Type debt is not TypeScript's fault

TypeScript feels great early in a project. Editors know more, refactors are safer, and API fields are harder to mistype. As the project grows, new problems appear: any spreads, backend response types leak into deep components, form state becomes impossible to model, and props grow without boundaries.

The problem is not that TypeScript failed. The problem is that the project did not define type ownership.

Separate three kinds of types

API DTOs describe data at the network boundary. They should match backend responses and request bodies closely.

Domain models describe how the frontend wants to reason about business data. They may normalize nullable fields, convert status strings into enums, or prepare display-ready values.

View state belongs to a page or component: expanded rows, selected ids, draft inputs, validation messages, and temporary UI state. It should not pollute API types.

Convert at the boundary

A common mistake is passing raw API responses through the entire component tree. That makes every component depend on backend field names and nullability rules. When the API changes, the whole page breaks.
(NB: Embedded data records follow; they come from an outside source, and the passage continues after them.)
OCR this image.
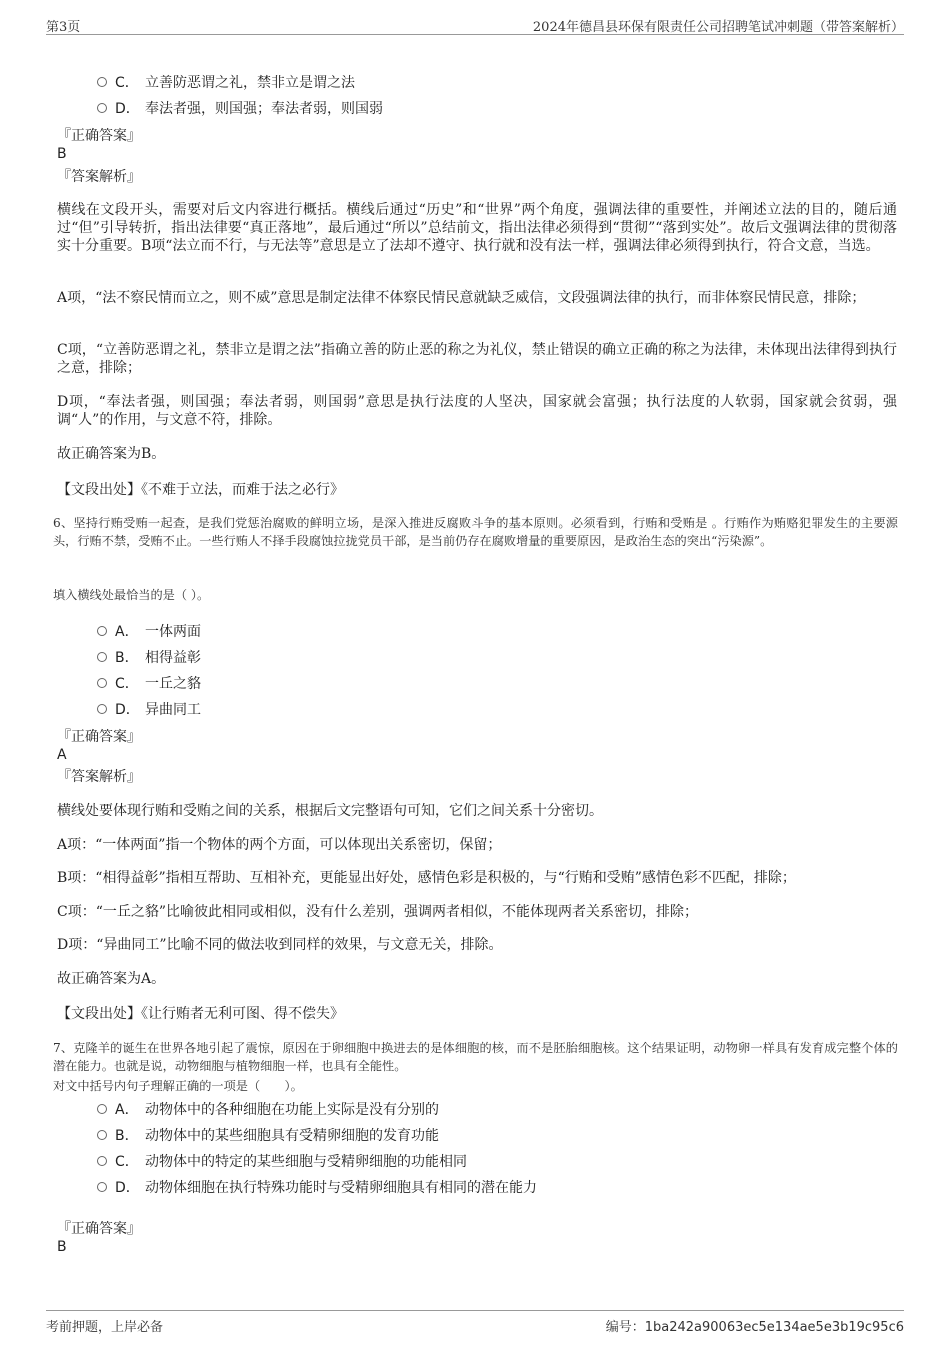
第3页	2024年德昌县环保有限责任公司招聘笔试冲刺题（带答案解析）
C． 立善防恶谓之礼，禁非立是谓之法
D． 奉法者强，则国强；奉法者弱，则国弱
『正确答案』
B
『答案解析』
横线在文段开头，需要对后文内容进行概括。横线后通过“历史”和“世界”两个角度，强调法律的重要性，并阐述立法的目的，随后通过“但”引导转折，指出法律要“真正落地”，最后通过“所以”总结前文，指出法律必须得到“贯彻”“落到实处”。故后文强调法律的贯彻落实十分重要。B项“法立而不行，与无法等”意思是立了法却不遵守、执行就和没有法一样，强调法律必须得到执行，符合文意，当选。
A项，“法不察民情而立之，则不威”意思是制定法律不体察民情民意就缺乏威信，文段强调法律的执行，而非体察民情民意，排除；
C项，“立善防恶谓之礼，禁非立是谓之法”指确立善的防止恶的称之为礼仪，禁止错误的确立正确的称之为法律，未体现出法律得到执行之意，排除；
D项，“奉法者强，则国强；奉法者弱，则国弱”意思是执行法度的人坚决，国家就会富强；执行法度的人软弱，国家就会贫弱，强调“人”的作用，与文意不符，排除。
故正确答案为B。
【文段出处】《不难于立法，而难于法之必行》
6、坚持行贿受贿一起查，是我们党惩治腐败的鲜明立场，是深入推进反腐败斗争的基本原则。必须看到，行贿和受贿是 。行贿作为贿赂犯罪发生的主要源头，行贿不禁，受贿不止。一些行贿人不择手段腐蚀拉拢党员干部，是当前仍存在腐败增量的重要原因，是政治生态的突出“污染源”。
填入横线处最恰当的是（ ）。
A． 一体两面
B． 相得益彰
C． 一丘之貉
D． 异曲同工
『正确答案』
A
『答案解析』
横线处要体现行贿和受贿之间的关系，根据后文完整语句可知，它们之间关系十分密切。
A项：“一体两面”指一个物体的两个方面，可以体现出关系密切，保留；
B项：“相得益彰”指相互帮助、互相补充，更能显出好处，感情色彩是积极的，与“行贿和受贿”感情色彩不匹配，排除；
C项：“一丘之貉”比喻彼此相同或相似，没有什么差别，强调两者相似，不能体现两者关系密切，排除；
D项：“异曲同工”比喻不同的做法收到同样的效果，与文意无关，排除。
故正确答案为A。
【文段出处】《让行贿者无利可图、得不偿失》
7、克隆羊的诞生在世界各地引起了震惊，原因在于卵细胞中换进去的是体细胞的核，而不是胚胎细胞核。这个结果证明，动物卵一样具有发育成完整个体的潜在能力。也就是说，动物细胞与植物细胞一样，也具有全能性。
对文中括号内句子理解正确的一项是（　　）。
A． 动物体中的各种细胞在功能上实际是没有分别的
B． 动物体中的某些细胞具有受精卵细胞的发育功能
C． 动物体中的特定的某些细胞与受精卵细胞的功能相同
D． 动物体细胞在执行特殊功能时与受精卵细胞具有相同的潜在能力
『正确答案』
B
考前押题，上岸必备	编号：1ba242a90063ec5e134ae5e3b19c95c6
A better pattern is to convert API DTOs into frontend models at the API layer or page entry. Components depend on the model, not the raw response.

any needs an exit plan

Old projects cannot remove every any overnight. But every any should have a reason and a boundary. It may be acceptable around a legacy module, third-party library, or unknown JSON input. It should not flow into core business components.

If an any passes through three layers without being narrowed, it has become type debt.

Forms deserve their own types

Form drafts are often incomplete. They contain strings, empty values, and invalid intermediate state. They should not be treated as submit DTOs. Use one type for draft input, one for validated data, and one for the final API payload.

This makes validation clearer and prevents invalid data from reaching submit logic.

Tighten gradually

Pick one high-change module. Add DTOs, conversion functions, and frontend models. Require new APIs to have response types. Prevent new shared components from using raw any. Tighten compiler settings directory by directory.

Takeaway

TypeScript pays off when boundaries are clear. DTOs protect the network edge, models serve business logic, view state stays local, and any is gradually contained.